In a moment of clarity Hebert acknowledges what we all know: that having a Ph.D. doesn’t make you an expert in everything. For example, according to his ICR bio Hebert got his masters studying optics, and his own Ph.D. is called “Atmospheric electricity data from Mauna Loa Observatory: Additional support for a global electric circuit-weather connection?” He doesn’t explain, however, why we should trust the folks at the ICR and their irrelevant degrees over actual geologists and evolutionary biologists. Presumably it’s because he has more time on his hands to write patronising articles.
He goes on:
Science—in the sense of genuine knowledge and understanding—is not the real reason many scholarly Christians accept the doctrine of an old earth. Rather, they accept this doctrine for the same reason that laypeople do: They trust the secular scientific community’s conclusions—the majority consensus—on the subject.
As I said, we atheists are deceiving the gullible “scholars.” Hebert is aware that some people might not take this assertion standing down, and says:
The old-earth Christian academic might bristle at this suggestion. He may insist that, unlike most laypeople, his belief in an old earth is based on genuine knowledge and understanding. He may very well be acquainted with many of the arguments for an old earth, but acquaintance is not the same thing as in-depth comprehension. Old-earth arguments may seem convincing on the surface, but this is because many involve oversimplifications and fail to acknowledge the unspoken but critical assumptions that go into them, assumptions that often implicitly deny even the possibility of creation and the Flood.
To translate: “you haven’t spent as much time on this as I have, however much that may be, so you’re wrong. Also, something something assumptions.” Time for some bible quotes:
Secular scientists may be quite knowledgeable in their specialty fields, and many people naively assume that claims about an old age of the earth couldn’t possibly be motivated by anything other than a simple desire for truth. However, it’s important to recognize the human mind’s natural hostility toward the things of God. Without faith in Christ, we are characterized by “enmity against God” (Romans 8:7) and described as those who “suppress the truth in unrighteousness” (Romans 1:18). Many Christians who advocate accommodation with old-earth ideas would unhesitatingly affirm these statements from Romans, but they also argue that an old age for the earth and universe cannot be questioned. But an old earth and universe simply cannot be reconciled with the plain meaning of Scripture.

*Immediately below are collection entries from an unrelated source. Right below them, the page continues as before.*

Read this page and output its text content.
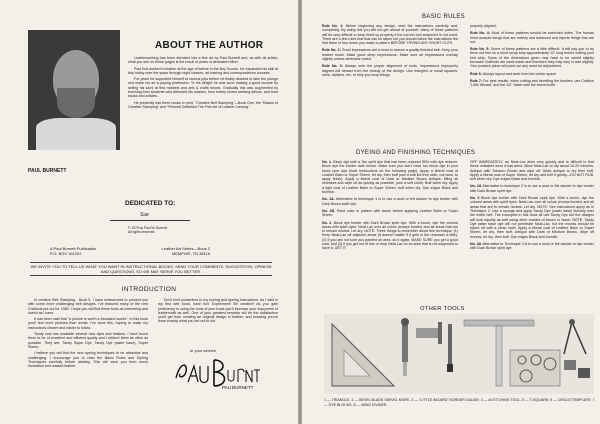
PAUL BURNETT
ABOUT THE AUTHOR

Leatherworking has been elevated into a fine art by Paul Burnett and, as with all artists, what you see on these pages is the result of years of dedicated effort.

Paul first worked in leather at the age of twelve in the Boy Scouts. He expanded his skill at this hobby over the years through night classes, art training and correspondence courses.

For years he supported himself at various jobs before he finally decided to take the plunge and make his art a paying profession. To his delight he was soon making a good income by selling his work at flea markets and arts & crafts shows. Gradually this was augmented by teaching from students who attended his classes, from hobby stores seeking advice, and from books and articles.

He presently has three books in print, "Creative Belt Stamping"—Book One, the "Basics of Creative Stamping" and "Pictorial Definition The Fine Art of Leather Carving."

DEDICATED TO:
Sue
© 1978 by Paul W. Burnett
All rights reserved.
A Paul Burnett Publication	Leather Art Series—Book 2
P.O. BOX 161022	MEMPHIS, TN 38116
WE INVITE YOU TO TELL US WHAT YOU WANT IN INSTRUCTIONAL BOOKS. SEND YOUR COMMENTS, SUGGESTION, OPINION AND QUESTIONS, SO WE MAY SERVE YOU BETTER.
INTRODUCTION

In creative Belt Stamping - Book II, I have endeavored to present you with some more challenging belt designs. I've featured many of the new Craftools put out for 1980. I hope you will find these tools as interesting and useful as I have.

It has been said that "a picture is worth a thousand words". In this book you'll find more pictures than words. I've done this, hoping to make my instructions clearer and easier to follow.

Tandy now has available several new dyes and finishes. I have found them to be of excellent and efficient quality and I utilized them as often as possible. They are: Tandy Super Dye, Tandy Dye (water base), Super Sheen.

I believe you will find the new dyeing techniques to be attractive and challenging. I encourage you to read the Basic Rules and Dyeing Techniques carefully before starting. This will save you from much frustration and wasted leather.

Don't limit yourselves to my tooling and dyeing instructions. As I said in my first belt book, have fun! Experiment! Be creative! As you gain proficiency in using the tools of your trade you'll increase your enjoyment of leathercraft as well. One of your greatest rewards will be the satisfaction you'll get from creating an original design in leather, and knowing you've done exactly what you set out to do!

In your service,
PAU BURNETT
BASIC RULES

Rule No. 1: Before beginning any design, read the instructions carefully and, completely. By doing this you will not get ahead of yourself. Many of these patterns will be very difficult to keep lined up properly if the correct tool sequence is not used. There are a few rules that that can be taken but you should follow the instructions the first three or four times you make a pattern BEFORE TRYING ANY SHORT CUTS.

Rule No. 2: Good impressions are a must to assure a quality finished belt. Keep your leather moist. Make good deep impressions. Make sure all impressions overlap slightly unless otherwise noted.

Rule No. 3: Always note the proper alignment of tools. Impressions improperly aligned will detract from the beauty of the design. Use triangles or small squares, rules, dividers, etc. to help you keep things

properly aligned.

Rule No. 4: Most of these patterns should be stretched sides. The human mind accepts things that are orderly and balanced and rejects things that are not.

Rule No. 5: Some of these patterns are a little difficult. It will pay you to try them out first on a short scrap strip approximately 12" long before cutting your belt strip. Some of the dimensions given may have to be varied slightly because Craftools are hand-made and therefore they may vary in size slightly. Your practice piece will point out any need for adjustment.

Rule 6: Always layout and work from the center space.

Rule 7: For best results, when cutting and bevelling the borders, use Craftool "Little Wizard" and the 1/2" blade with the swivel knife.

DYEING AND FINISHING TECHNIQUES

No. 1. Block dye with a Tan spirit dye that has been reduced 50% with dye reducer. Block dye the border dark brown. Make sure you don't have too much dye in your block (see dye block instructions on the following page). Apply a liberal coat of Leather Balm or Super Sheen, let dry, then buff (use a soft lint-free cloth, not wool, to apply finish). Apply a liberal coat of Dark or Medium Brown Antique, filling all recesses and wipe off as quickly as possible. (use a soft cloth). Buff when dry. Apply a light coat of Leather Balm or Super Sheen, buff when dry. Dye edges Black and burnish.

No. 1A. Alternative to technique 1 is to use a wool or felt dauber to dye border with Dark Brown spirit dye.

No. 1B. Paint color in pattern with brush before applying Leather Balm or Super Sheen.

No. 2. Block dye border with Dark Brown spirit dye. With a brush, dye the colored areas with spirit dyes. Neat-Lac over all colors (except border) and all areas that are to remain neutral. Let dry. NOTE: Three things to remember about this technique: (1) Keep Neat-Lac off adjacent areas (it doesn't matter if it gets in the recesses a little), (2) If you are not sure you painted an area, do it again, MAKE SURE you get a good coat, and (3) If you get out of line or drop Neat-Lac on an area that is not supposed to have it, GET IT

OFF IMMEDIATELY, as Neat-Lac dries very quickly and is difficult to find these mistakes once it has dried. Allow Neat-Lac to dry about 10-20 minutes. Antique with Tobacco Brown and wipe off. Allow antique to dry then buff. Apply a liberal coat of Super Sheen, let dry and buff it gently—DO NOT RUB, buff when dry. Dye edges Black and burnish.

No. 2A Alternative to technique 2 is to use a wool or felt dauber to dye border with Dark Brown spirit dye.

No. 3 Block dye border with Dark Brown spirit dye. With a brush, dye the colored areas with spirit dyes. Neat-Lac over all colors (except border) and all areas that are to remain neutral. Let dry. NOTE: See instructions apply as in Technique 2. Use a sponge and apply Tandy Dye (water base) liberally over the entire belt. The examples in this book all use Tandy Dye but the designs will look equally as well using other shades of brown or black. NOTE: Tandy Dye water base dye will not penetrate Neat-Lac, but the excess should be wiped off with a clean cloth. Apply a liberal coat of Leather Balm or Super Sheen, let dry, then buff. Antique with Dark or Medium Brown. Wipe off excess, let dry, then buff. Dye edges Black and burnish.

No. 3A Alternative to Technique 3 is to use a wool or felt dauber to dye border with Dark Brown spirit dye.

OTHER TOOLS
1 — TRIANGLE, 2 — BEVEL BLADE SWIVEL KNIFE, 3 — "LITTLE WIZARD" BORDER GAUGE; 4 — #2 ETCHING TOOL, 5 — T-SQUARE; 6 — CIRCLE TEMPLATE; 7 — DYE BLOCKS, 8 — WING DIVIDER.
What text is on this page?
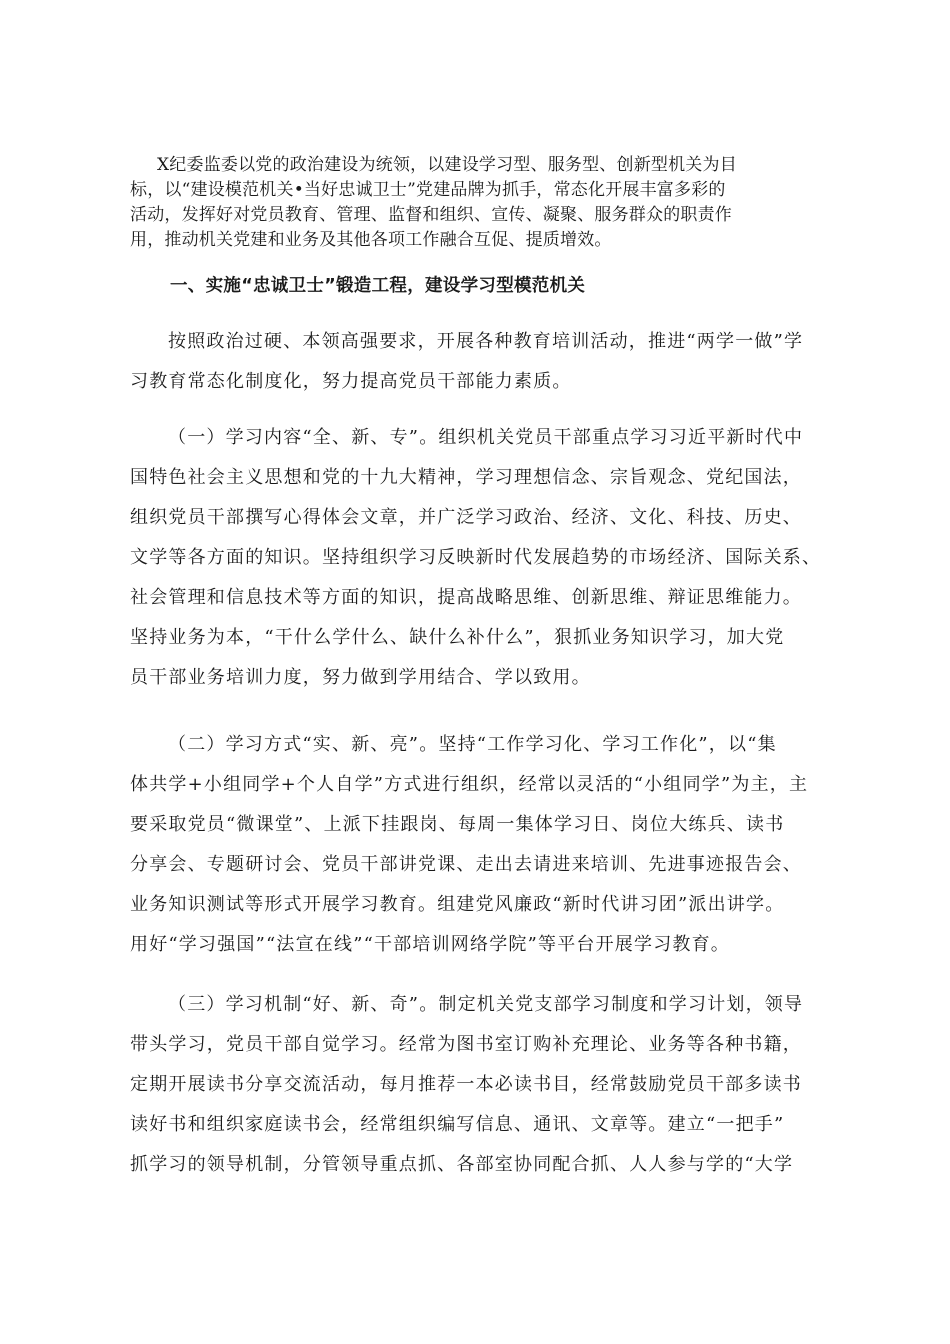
X纪委监委以党的政治建设为统领，以建设学习型、服务型、创新型机关为目
标，以“建设模范机关•当好忠诚卫士”党建品牌为抓手，常态化开展丰富多彩的
活动，发挥好对党员教育、管理、监督和组织、宣传、凝聚、服务群众的职责作
用，推动机关党建和业务及其他各项工作融合互促、提质增效。
一、实施“忠诚卫士”锻造工程，建设学习型模范机关
按照政治过硬、本领高强要求，开展各种教育培训活动，推进“两学一做”学
习教育常态化制度化，努力提高党员干部能力素质。
（一）学习内容“全、新、专”。组织机关党员干部重点学习习近平新时代中
国特色社会主义思想和党的十九大精神，学习理想信念、宗旨观念、党纪国法，
组织党员干部撰写心得体会文章，并广泛学习政治、经济、文化、科技、历史、
文学等各方面的知识。坚持组织学习反映新时代发展趋势的市场经济、国际关系、
社会管理和信息技术等方面的知识，提高战略思维、创新思维、辩证思维能力。
坚持业务为本，“干什么学什么、缺什么补什么”，狠抓业务知识学习，加大党
员干部业务培训力度，努力做到学用结合、学以致用。
（二）学习方式“实、新、亮”。坚持“工作学习化、学习工作化”，以“集
体共学+小组同学+个人自学”方式进行组织，经常以灵活的“小组同学”为主，主
要采取党员“微课堂”、上派下挂跟岗、每周一集体学习日、岗位大练兵、读书
分享会、专题研讨会、党员干部讲党课、走出去请进来培训、先进事迹报告会、
业务知识测试等形式开展学习教育。组建党风廉政“新时代讲习团”派出讲学。
用好“学习强国”“法宣在线”“干部培训网络学院”等平台开展学习教育。
（三）学习机制“好、新、奇”。制定机关党支部学习制度和学习计划，领导
带头学习，党员干部自觉学习。经常为图书室订购补充理论、业务等各种书籍，
定期开展读书分享交流活动，每月推荐一本必读书目，经常鼓励党员干部多读书
读好书和组织家庭读书会，经常组织编写信息、通讯、文章等。建立“一把手”
抓学习的领导机制，分管领导重点抓、各部室协同配合抓、人人参与学的“大学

So, non-Christians are inherently anti-Christian, and you shouldn’t trust a word they say. If they insist that the sky is blue you’d better run over to the ICR to ask their opinion. He goes on like that for a couple more paragraphs, before concluding:
Both scientific and historical data can be interpreted in more than one way. In a courtroom, prosecuting and defending attorneys can offer radically different interpretations of the very same forensic evidence. Because a given interpretation may seem superficially plausible, opposing sides are allowed to cross-examine one another. Probing questions may reveal problems in an interpretation of events, problems that might otherwise have gone unnoticed.
Despite popular hype, the preponderance of the evidence clearly favors the truthfulness of the Bible’s account of a young earth, and a biblical worldview is the key to making sense of both the scientific and historical data, as well as the meaning of life itself.
So on the one hand, the evidence can be interpreted in many ways, but on the other Hebert is definitely right. He doesn’t give us any evidence – neither directly about the age of the Earth, nor about how non-YECs formed their opinion – but he’s not an atheist, so he’s inherently trustworthy.